There are, obviously, some limitations of using biological methods as they are time-consuming and less efficient compared to physicochemical methods [52]. Technologies based on biodegradation of organic pollutants are mostly intended for decontaminating small amounts of chemical substances spread in soil or water [53].

3.3. Identification of Imidacloprid Metabolites

Three metabolites were identified based on their m/z and relative abundance (Figure 6 and Figure 7), viz., imidacloprid guanidine, 5−hydroxy imidacloprid and 6−chloronicotinic acid (6−CNA).

The LC-MS/MS results revealed that imidacloprid was transformed to 6−CNA via guanidine and 5−hydroxy imidacloprid intermediates (Figure 8).
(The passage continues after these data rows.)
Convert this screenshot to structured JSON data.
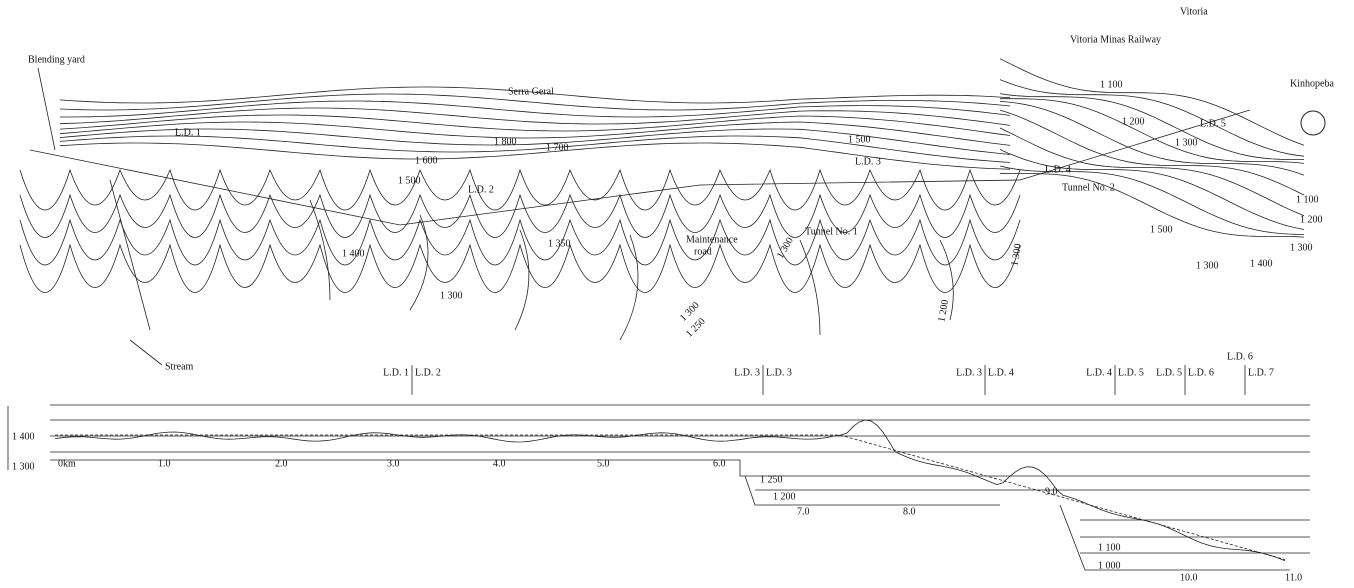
{
  "map": {
    "labels": [
      "Blending yard",
      "Serra Geral",
      "1 800",
      "1 700",
      "1 600",
      "1 500",
      "L.D. 1",
      "L.D. 2",
      "1 400",
      "1 350",
      "1 300",
      "Maintenance",
      "road",
      "1 300",
      "1 500",
      "L.D. 3",
      "Tunnel No. 1",
      "1 300",
      "1 250",
      "1 200",
      "1 300",
      "Stream",
      "Vitoria",
      "Vitoria Minas Railway",
      "1 100",
      "1 200",
      "1 300",
      "Kinhopeba",
      "L.D. 4",
      "L.D. 5",
      "Tunnel No. 2",
      "1 100",
      "1 200",
      "1 300",
      "1 400",
      "1 500",
      "1 300"
    ]
  },
  "profile": {
    "markers": [
      {
        "left": "L.D. 1",
        "right": "L.D. 2"
      },
      {
        "left": "L.D. 3",
        "right": "L.D. 3"
      },
      {
        "left": "L.D. 3",
        "right": "L.D. 4"
      },
      {
        "left": "L.D. 4",
        "right": "L.D. 5"
      },
      {
        "left": "L.D. 5",
        "right": "L.D. 6"
      },
      {
        "left": "L.D. 6",
        "right": "L.D. 7"
      }
    ],
    "distance_labels": [
      "0km",
      "1.0",
      "2.0",
      "3.0",
      "4.0",
      "5.0",
      "6.0",
      "7.0",
      "8.0",
      "9.0",
      "10.0",
      "11.0"
    ],
    "elevation_labels": [
      "1 400",
      "1 300",
      "1 250",
      "1 200",
      "1 100",
      "1 000"
    ]
  }
}
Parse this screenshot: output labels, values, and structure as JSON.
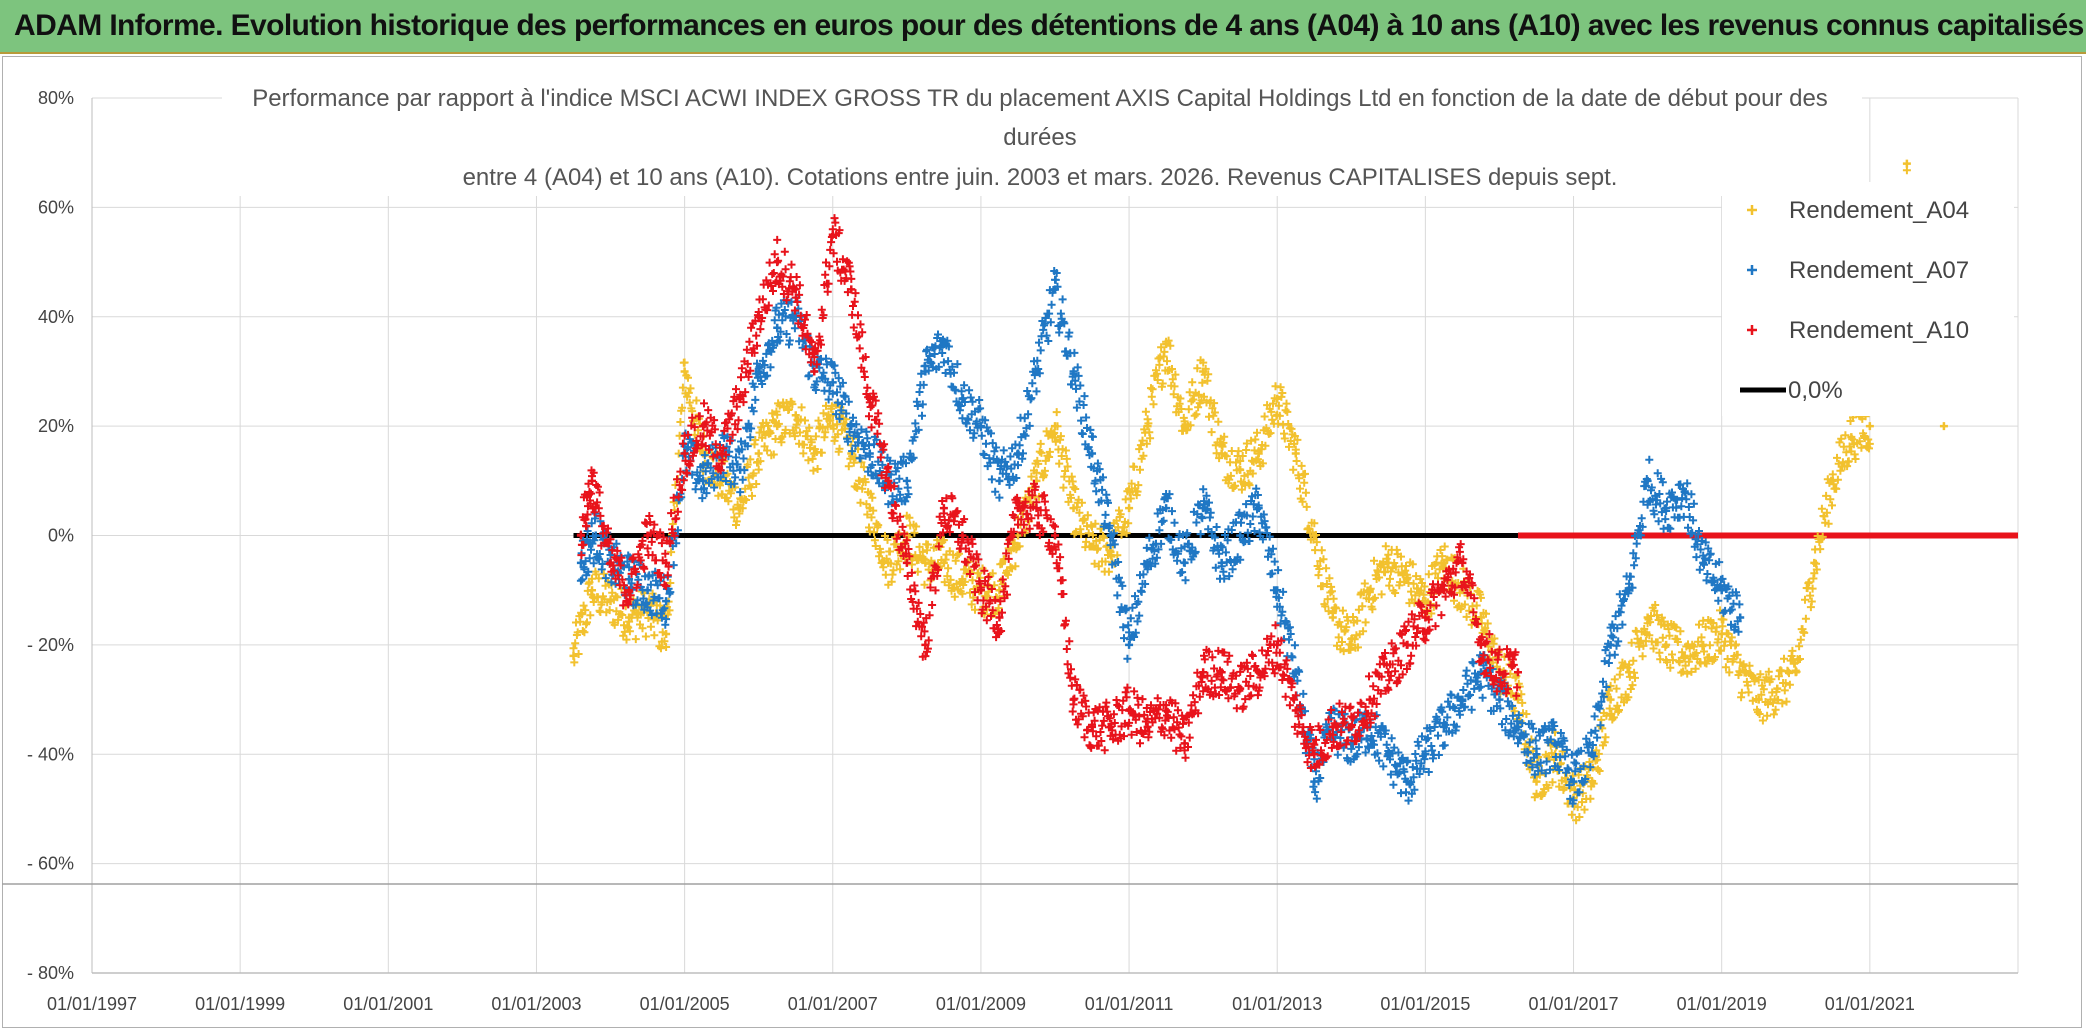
{
  "banner": {
    "title": "ADAM Informe. Evolution historique des performances en euros pour des détentions de 4 ans (A04) à 10 ans (A10) avec les revenus connus capitalisés"
  },
  "chart_data": {
    "type": "scatter",
    "title_lines": [
      "Performance  par rapport à l'indice MSCI ACWI INDEX GROSS TR  du placement AXIS Capital Holdings Ltd en fonction de la date de début pour des",
      "durées",
      "entre 4 (A04) et 10 ans (A10). Cotations entre juin. 2003 et mars. 2026. Revenus CAPITALISES depuis sept."
    ],
    "x_ticks": [
      "01/01/1997",
      "01/01/1999",
      "01/01/2001",
      "01/01/2003",
      "01/01/2005",
      "01/01/2007",
      "01/01/2009",
      "01/01/2011",
      "01/01/2013",
      "01/01/2015",
      "01/01/2017",
      "01/01/2019",
      "01/01/2021"
    ],
    "y_ticks": [
      "80%",
      "60%",
      "40%",
      "20%",
      "0%",
      "- 20%",
      "- 40%",
      "- 60%",
      "- 80%"
    ],
    "xlim": [
      1997.0,
      2023.0
    ],
    "ylim": [
      -80,
      80
    ],
    "legend_position": "top-right",
    "colors": {
      "A04": "#f2c12e",
      "A07": "#1f77c4",
      "A10": "#e8131b",
      "zero": "#000000",
      "grid": "#d9d9d9"
    },
    "series": [
      {
        "name": "Rendement_A04",
        "key": "A04",
        "points": [
          [
            2003.5,
            -22
          ],
          [
            2003.75,
            -10
          ],
          [
            2004.0,
            -12
          ],
          [
            2004.25,
            -15
          ],
          [
            2004.5,
            -14
          ],
          [
            2004.75,
            -18
          ],
          [
            2005.0,
            30
          ],
          [
            2005.25,
            15
          ],
          [
            2005.5,
            10
          ],
          [
            2005.75,
            5
          ],
          [
            2006.0,
            15
          ],
          [
            2006.25,
            20
          ],
          [
            2006.5,
            22
          ],
          [
            2006.75,
            15
          ],
          [
            2007.0,
            22
          ],
          [
            2007.25,
            15
          ],
          [
            2007.5,
            5
          ],
          [
            2007.75,
            -5
          ],
          [
            2008.0,
            0
          ],
          [
            2008.25,
            -5
          ],
          [
            2008.5,
            -5
          ],
          [
            2008.75,
            -8
          ],
          [
            2009.0,
            -10
          ],
          [
            2009.25,
            -10
          ],
          [
            2009.5,
            0
          ],
          [
            2009.75,
            10
          ],
          [
            2010.0,
            20
          ],
          [
            2010.25,
            5
          ],
          [
            2010.5,
            -2
          ],
          [
            2010.75,
            -3
          ],
          [
            2011.0,
            5
          ],
          [
            2011.25,
            20
          ],
          [
            2011.5,
            35
          ],
          [
            2011.75,
            20
          ],
          [
            2012.0,
            30
          ],
          [
            2012.25,
            15
          ],
          [
            2012.5,
            12
          ],
          [
            2012.75,
            15
          ],
          [
            2013.0,
            25
          ],
          [
            2013.25,
            15
          ],
          [
            2013.5,
            0
          ],
          [
            2013.75,
            -15
          ],
          [
            2014.0,
            -20
          ],
          [
            2014.25,
            -10
          ],
          [
            2014.5,
            -5
          ],
          [
            2014.75,
            -8
          ],
          [
            2015.0,
            -12
          ],
          [
            2015.25,
            -5
          ],
          [
            2015.5,
            -10
          ],
          [
            2015.75,
            -15
          ],
          [
            2016.0,
            -25
          ],
          [
            2016.25,
            -30
          ],
          [
            2016.5,
            -45
          ],
          [
            2016.75,
            -40
          ],
          [
            2017.0,
            -48
          ],
          [
            2017.25,
            -45
          ],
          [
            2017.5,
            -30
          ],
          [
            2017.75,
            -25
          ],
          [
            2018.0,
            -15
          ],
          [
            2018.25,
            -20
          ],
          [
            2018.5,
            -22
          ],
          [
            2018.75,
            -20
          ],
          [
            2019.0,
            -18
          ],
          [
            2019.25,
            -25
          ],
          [
            2019.5,
            -30
          ],
          [
            2019.75,
            -28
          ],
          [
            2020.0,
            -25
          ],
          [
            2020.25,
            -5
          ],
          [
            2020.5,
            10
          ],
          [
            2020.75,
            18
          ],
          [
            2021.0,
            20
          ],
          [
            2021.5,
            68
          ],
          [
            2022.0,
            20
          ]
        ]
      },
      {
        "name": "Rendement_A07",
        "key": "A07",
        "points": [
          [
            2003.6,
            -5
          ],
          [
            2003.8,
            0
          ],
          [
            2004.0,
            -5
          ],
          [
            2004.25,
            -8
          ],
          [
            2004.5,
            -10
          ],
          [
            2004.75,
            -12
          ],
          [
            2005.0,
            15
          ],
          [
            2005.25,
            10
          ],
          [
            2005.5,
            15
          ],
          [
            2005.75,
            12
          ],
          [
            2006.0,
            30
          ],
          [
            2006.25,
            38
          ],
          [
            2006.5,
            40
          ],
          [
            2006.75,
            30
          ],
          [
            2007.0,
            28
          ],
          [
            2007.25,
            20
          ],
          [
            2007.5,
            15
          ],
          [
            2007.75,
            10
          ],
          [
            2008.0,
            10
          ],
          [
            2008.25,
            30
          ],
          [
            2008.5,
            35
          ],
          [
            2008.75,
            25
          ],
          [
            2009.0,
            20
          ],
          [
            2009.25,
            10
          ],
          [
            2009.5,
            15
          ],
          [
            2009.75,
            30
          ],
          [
            2010.0,
            45
          ],
          [
            2010.25,
            30
          ],
          [
            2010.5,
            15
          ],
          [
            2010.75,
            0
          ],
          [
            2011.0,
            -20
          ],
          [
            2011.25,
            -5
          ],
          [
            2011.5,
            5
          ],
          [
            2011.75,
            -5
          ],
          [
            2012.0,
            5
          ],
          [
            2012.25,
            -5
          ],
          [
            2012.5,
            0
          ],
          [
            2012.75,
            5
          ],
          [
            2013.0,
            -10
          ],
          [
            2013.25,
            -25
          ],
          [
            2013.5,
            -45
          ],
          [
            2013.75,
            -35
          ],
          [
            2014.0,
            -38
          ],
          [
            2014.25,
            -35
          ],
          [
            2014.5,
            -40
          ],
          [
            2014.75,
            -45
          ],
          [
            2015.0,
            -40
          ],
          [
            2015.25,
            -35
          ],
          [
            2015.5,
            -30
          ],
          [
            2015.75,
            -25
          ],
          [
            2016.0,
            -30
          ],
          [
            2016.25,
            -35
          ],
          [
            2016.5,
            -40
          ],
          [
            2016.75,
            -38
          ],
          [
            2017.0,
            -45
          ],
          [
            2017.25,
            -40
          ],
          [
            2017.5,
            -20
          ],
          [
            2017.75,
            -10
          ],
          [
            2018.0,
            10
          ],
          [
            2018.25,
            5
          ],
          [
            2018.5,
            8
          ],
          [
            2018.75,
            -5
          ],
          [
            2019.0,
            -10
          ],
          [
            2019.25,
            -15
          ]
        ]
      },
      {
        "name": "Rendement_A10",
        "key": "A10",
        "points": [
          [
            2003.6,
            0
          ],
          [
            2003.75,
            10
          ],
          [
            2004.0,
            -5
          ],
          [
            2004.25,
            -10
          ],
          [
            2004.5,
            0
          ],
          [
            2004.75,
            -5
          ],
          [
            2005.0,
            15
          ],
          [
            2005.25,
            20
          ],
          [
            2005.5,
            15
          ],
          [
            2005.75,
            25
          ],
          [
            2006.0,
            40
          ],
          [
            2006.25,
            50
          ],
          [
            2006.5,
            45
          ],
          [
            2006.75,
            30
          ],
          [
            2007.0,
            55
          ],
          [
            2007.25,
            45
          ],
          [
            2007.5,
            25
          ],
          [
            2007.75,
            10
          ],
          [
            2008.0,
            -5
          ],
          [
            2008.25,
            -20
          ],
          [
            2008.5,
            5
          ],
          [
            2008.75,
            0
          ],
          [
            2009.0,
            -10
          ],
          [
            2009.25,
            -15
          ],
          [
            2009.5,
            5
          ],
          [
            2009.75,
            5
          ],
          [
            2010.0,
            0
          ],
          [
            2010.25,
            -30
          ],
          [
            2010.5,
            -35
          ],
          [
            2010.75,
            -35
          ],
          [
            2011.0,
            -32
          ],
          [
            2011.25,
            -35
          ],
          [
            2011.5,
            -32
          ],
          [
            2011.75,
            -38
          ],
          [
            2012.0,
            -25
          ],
          [
            2012.25,
            -25
          ],
          [
            2012.5,
            -28
          ],
          [
            2012.75,
            -25
          ],
          [
            2013.0,
            -20
          ],
          [
            2013.25,
            -32
          ],
          [
            2013.5,
            -40
          ],
          [
            2013.75,
            -35
          ],
          [
            2014.0,
            -35
          ],
          [
            2014.25,
            -30
          ],
          [
            2014.5,
            -25
          ],
          [
            2014.75,
            -20
          ],
          [
            2015.0,
            -15
          ],
          [
            2015.25,
            -10
          ],
          [
            2015.5,
            -5
          ],
          [
            2015.75,
            -20
          ],
          [
            2016.0,
            -25
          ],
          [
            2016.25,
            -25
          ]
        ]
      }
    ],
    "zero_line": {
      "label": "0,0%",
      "black_range": [
        2003.5,
        2016.25
      ],
      "red_range": [
        2016.25,
        2023.0
      ]
    }
  }
}
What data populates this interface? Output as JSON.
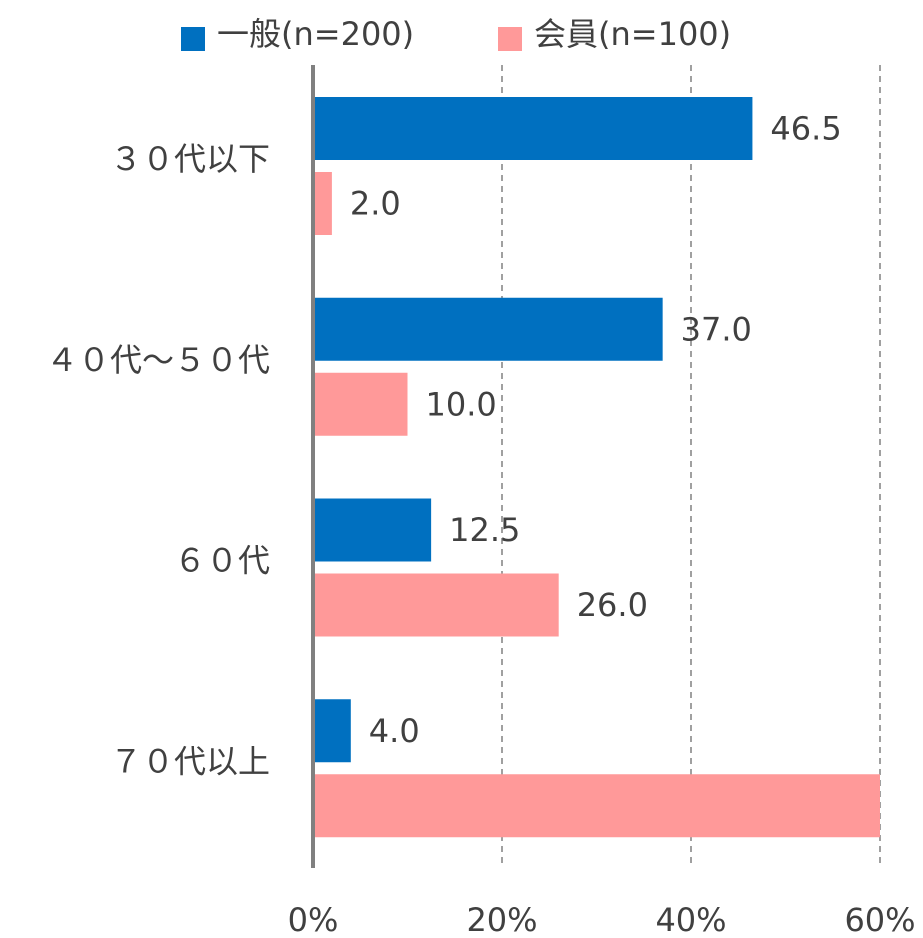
{
  "chart_data": {
    "type": "barh",
    "categories": [
      "３０代以下",
      "４０代～５０代",
      "６０代",
      "７０代以上"
    ],
    "series": [
      {
        "name": "一般(n=200)",
        "color": "#0070c0",
        "values": [
          46.5,
          37.0,
          12.5,
          4.0
        ],
        "value_labels": [
          "46.5",
          "37.0",
          "12.5",
          "4.0"
        ]
      },
      {
        "name": "会員(n=100)",
        "color": "#ff9999",
        "values": [
          2.0,
          10.0,
          26.0,
          60
        ],
        "value_labels": [
          "2.0",
          "10.0",
          "26.0",
          null
        ]
      }
    ],
    "xlim": [
      0,
      60
    ],
    "xticks": [
      {
        "value": 0,
        "label": "0%"
      },
      {
        "value": 20,
        "label": "20%"
      },
      {
        "value": 40,
        "label": "40%"
      },
      {
        "value": 60,
        "label": "60%"
      }
    ],
    "grid": true,
    "legend": "top"
  }
}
These findings are in agreement with previous studies, which proposed possible microbial metabolites, including imidacloprid−guanidine, imidacloprid−guanidine olefin and imidacloprid−urea [54]. The biodegradation of imidacloprid by a consortium of two Bacillus species was followed by the formation of 6−CNA and imidacloprid-nitrosoguanidine metabolites [40], while the formation of olefin and 5-hydroxy imidacloprid was also detected during the course of biodegradation [55,56]. Pseudoxanthomonas indica, imidacloprid−degrading bacteria, was identified by the authors from soil. Nuclear magnetic resonance analysis and liquid chromatography–mass spectrometry were used to identify two metabolites as olefin and 5−hydroxy imidacloprid, respectively [50]. In a lab setting, a study of imidacloprid biodegradation with Bacillus aerophilus in soil was conducted [51]. Urea and olefin had the highest metabolite values, while all treatments with amended soil also showed significant levels of 5−hydroxy, 6−chloronicotinic acid (6−CNA), nitrosimine and nitroguanidine (NTG).

4. Conclusions

Soil dwelling bacteria of the genus bacillus are capable of converting pesticides into simpler residues. In the present investigation, B. cereus was also found to be a versatile catalyst for the degradation of imidacloprid. The microbe was capable of metabolizing 92% imidacloprid in 11 days’ reaction time at neutral pH via efficient optimization with the Box–Behnken design through the formation of three metabolites which transformed imidacloprid into 6−CNA via guanidine and 5−hydroxy imidacloprid intermediates. Hence, Bacillus cereus presents a potential novel tool for removing the pesticide from contaminated water and soil. Isolation of the enzyme responsible for imidacloprid degradation can offer a viable method for commercial exploitation of purified enzymes. For successful commercial bioremediation setup, combined ecological knowledge, biochemical pathway and field engineering plans are necessary elements.